Our culture sets up ideal circumstances for the dementalisation of individuals due to lack of qualifications, finance or professional status. People are often judged on their lack of achievement rather than on what they have achieved. The lack of ascription of mental ability and experience leads to potentially derivatising that person.

 

Cahill (2011) asserts that derivatization can function in a variety of contexts and situations. She provides some examples:

“Many forms of work, most notably the kind found in the service industries, involve various manifestations of derivatization.

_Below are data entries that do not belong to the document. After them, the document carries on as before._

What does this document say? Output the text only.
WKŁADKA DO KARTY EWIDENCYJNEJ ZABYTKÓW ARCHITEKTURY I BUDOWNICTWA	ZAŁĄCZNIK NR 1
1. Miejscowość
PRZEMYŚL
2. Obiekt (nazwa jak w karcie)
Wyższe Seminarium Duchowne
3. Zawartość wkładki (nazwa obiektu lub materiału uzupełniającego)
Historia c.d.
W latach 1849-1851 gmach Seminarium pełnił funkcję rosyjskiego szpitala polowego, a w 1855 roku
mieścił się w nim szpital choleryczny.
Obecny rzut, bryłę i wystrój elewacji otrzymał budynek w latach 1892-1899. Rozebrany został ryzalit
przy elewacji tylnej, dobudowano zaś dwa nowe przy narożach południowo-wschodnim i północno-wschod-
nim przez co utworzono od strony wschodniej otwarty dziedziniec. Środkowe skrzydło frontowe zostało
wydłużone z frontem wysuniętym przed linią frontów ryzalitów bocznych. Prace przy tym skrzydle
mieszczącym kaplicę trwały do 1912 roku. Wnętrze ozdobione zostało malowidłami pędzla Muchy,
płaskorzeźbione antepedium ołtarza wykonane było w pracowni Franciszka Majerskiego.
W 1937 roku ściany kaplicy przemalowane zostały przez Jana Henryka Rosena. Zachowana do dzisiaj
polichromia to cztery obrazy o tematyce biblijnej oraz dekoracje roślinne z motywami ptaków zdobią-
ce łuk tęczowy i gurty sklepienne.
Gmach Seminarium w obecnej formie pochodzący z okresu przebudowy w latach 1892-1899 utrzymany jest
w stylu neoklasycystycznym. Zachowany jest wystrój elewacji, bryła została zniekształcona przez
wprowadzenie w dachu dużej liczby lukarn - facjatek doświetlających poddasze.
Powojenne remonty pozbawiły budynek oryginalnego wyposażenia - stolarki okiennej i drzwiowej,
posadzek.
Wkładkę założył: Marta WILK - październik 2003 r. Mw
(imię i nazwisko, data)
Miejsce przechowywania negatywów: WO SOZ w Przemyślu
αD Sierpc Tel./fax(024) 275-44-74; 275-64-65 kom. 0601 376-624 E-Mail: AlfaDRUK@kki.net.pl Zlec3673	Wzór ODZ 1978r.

The hostess at a fine restaurant must smile and make pleasant talk while escorting the diners to their table…. This is not a matter of sheer usefulness.. but rather, an indulging of the diner’s desires… When sports fans demand of their heroes not only excellent athletic performance, but also the fulfilment of certain moral standards in their personal life, they are requiring those heroes to embody and represent the fan’s desired ideals (regardless of whether the fans themselves live up to those same ideals)…

 

The sexually derivatized subject is not quite a non-person. She may express desires, emotions, and preferences; she may articulate consent or lack thereof; she may even play a role of alleged dominance in relation to the derivatizer… The ethical problem with such behaviours is that feminine subjectivity and sexuality are constructed as wholly derivative of masculine subjectivity and sexuality. The desires, actions, and choices of derivatized women are… to mirror… the desires of men” [80. Cahill, A. J. (2011) ‘Overcoming Objectification; A Carnal Ethics’ New York: Routledge, ISBN-13: 978-0415811538, Page 32].

 

Lang makes the point that a simplistic psychological process can play a monumental role in the perpetuation of extreme violence: habituation, leading to desensitization and emotional hardening [83. John M Rector, The Objectification Spectrum; Understanding and Transcending Our Diminishment and Dehumanisation of Others, Oxford University Press, ISBN-13: 978- 0199355419, page 41].

 

If this spectrum is an accurate depiction of human nature’s propensity for behaving in an immoral way, then it also makes sense to view our capacities for love, compassion, and perceived interconnectedness with the rest of the world as a continuum representing differing levels of humanized conduct at the opposite end of the spectrum [84. John M Rector, The Objectification Spectrum; Understanding and Transcending Our Diminishment and Dehumanisation of Others, Oxford University Press, ISBN-13: 978- 0199355419, page 226].

 

It is this empathic humanizing capacity for love, compassion and perceived interconnectedness which reveals value in a relationship such as is found in the need/support juncture. Not only is it essential for offsetting the abstracting effects of bureaucracies but also for effectively achieving the remit of a career. It is worth noting in a culture which sets up abstraction as a circumstance for derivatisation, that the support worker is equally prone to being reduced to a role by the clientside and managerial system they work in. Without empathic checks and investment/divestment of agency throughout societal structures, we risk creating matrices where our humanity is subverted to the most primitive individualistic means.